Up, up and oy vey! Shaloman saves the day!
By Bruce S. Ticker
PHILADELPHIA –Al Wiesner attended Hebrew school in Philadelphia since he was 4 or 5, was influenced by grandparents who were deeply religious and his mother was active in the local synagogue. He even spoke Yiddish at home.
“I got to know it so well they couldn’t talk in front of me. So they spoke Hungarian,” he recalled.
His Jewish identity was forged so early that he felt left out when he became enamored of cartoon superheros. He had Superman and others, but no superhero for the Jewish people.
“There were no Jewish characters,” he said.
Since nobody else would create a Jewish superhero, the task was left to Wiesner. Decades later, after studying art, serving in the Air Force, holding a day job as a hairdresser and raising a family, Wiesner gave the world – drum roll, please – “Shaloman.”

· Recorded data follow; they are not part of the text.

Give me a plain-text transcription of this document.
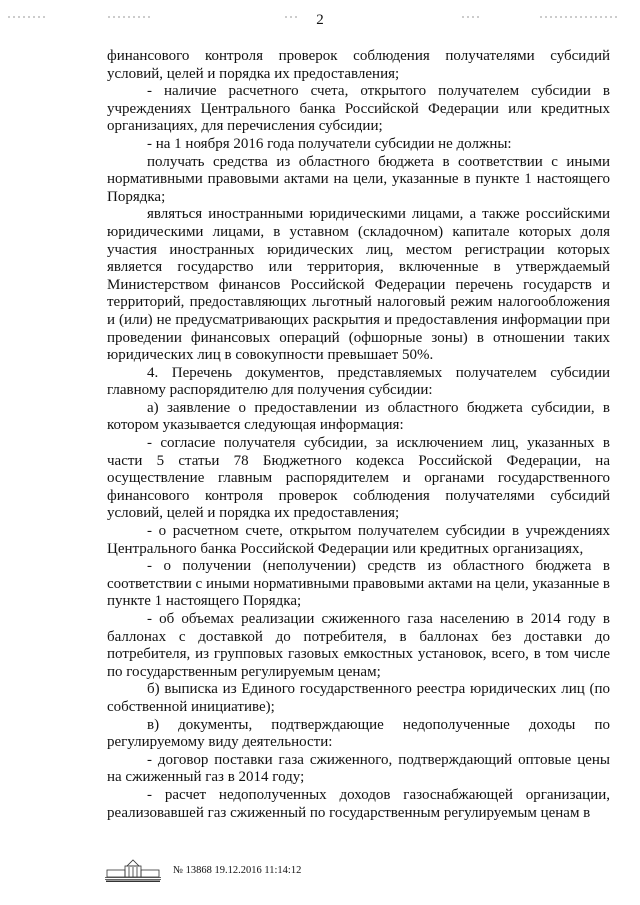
2

финансового контроля проверок соблюдения получателями субсидий условий, целей и порядка их предоставления;

- наличие расчетного счета, открытого получателем субсидии в учреждениях Центрального банка Российской Федерации или кредитных организациях, для перечисления субсидии;

- на 1 ноября 2016 года получатели субсидии не должны:

получать средства из областного бюджета в соответствии с иными нормативными правовыми актами на цели, указанные в пункте 1 настоящего Порядка;

являться иностранными юридическими лицами, а также российскими юридическими лицами, в уставном (складочном) капитале которых доля участия иностранных юридических лиц, местом регистрации которых является государство или территория, включенные в утверждаемый Министерством финансов Российской Федерации перечень государств и территорий, предоставляющих льготный налоговый режим налогообложения и (или) не предусматривающих раскрытия и предоставления информации при проведении финансовых операций (офшорные зоны) в отношении таких юридических лиц в совокупности превышает 50%.

4. Перечень документов, представляемых получателем субсидии главному распорядителю для получения субсидии:

а) заявление о предоставлении из областного бюджета субсидии, в котором указывается следующая информация:

- согласие получателя субсидии, за исключением лиц, указанных в части 5 статьи 78 Бюджетного кодекса Российской Федерации, на осуществление главным распорядителем и органами государственного финансового контроля проверок соблюдения получателями субсидий условий, целей и порядка их предоставления;

- о расчетном счете, открытом получателем субсидии в учреждениях Центрального банка Российской Федерации или кредитных организациях,

- о получении (неполучении) средств из областного бюджета в соответствии с иными нормативными правовыми актами на цели, указанные в пункте 1 настоящего Порядка;

- об объемах реализации сжиженного газа населению в 2014 году в баллонах с доставкой до потребителя, в баллонах без доставки до потребителя, из групповых газовых емкостных установок, всего, в том числе по государственным регулируемым ценам;

б) выписка из Единого государственного реестра юридических лиц (по собственной инициативе);

в) документы, подтверждающие недополученные доходы по регулируемому виду деятельности:

- договор поставки газа сжиженного, подтверждающий оптовые цены на сжиженный газ в 2014 году;

- расчет недополученных доходов газоснабжающей организации, реализовавшей газ сжиженный по государственным регулируемым ценам в

№ 13868 19.12.2016 11:14:12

After 22 years and more than 40 issues, the super-human Shaloman has saved Purim, Passover and Chanukah and confronted baddies who took an airplane’s passengers hostage and seized the Statue of Liberty. He has served President Derek Montana – who coincidentally resembles President Obama – and taken on a villain much like Osama bin Laden.
If you are in trouble and need Shaloman to rescue you and your friends and save Israel, if not the world, all you need do is cry out: “Oy Vey!”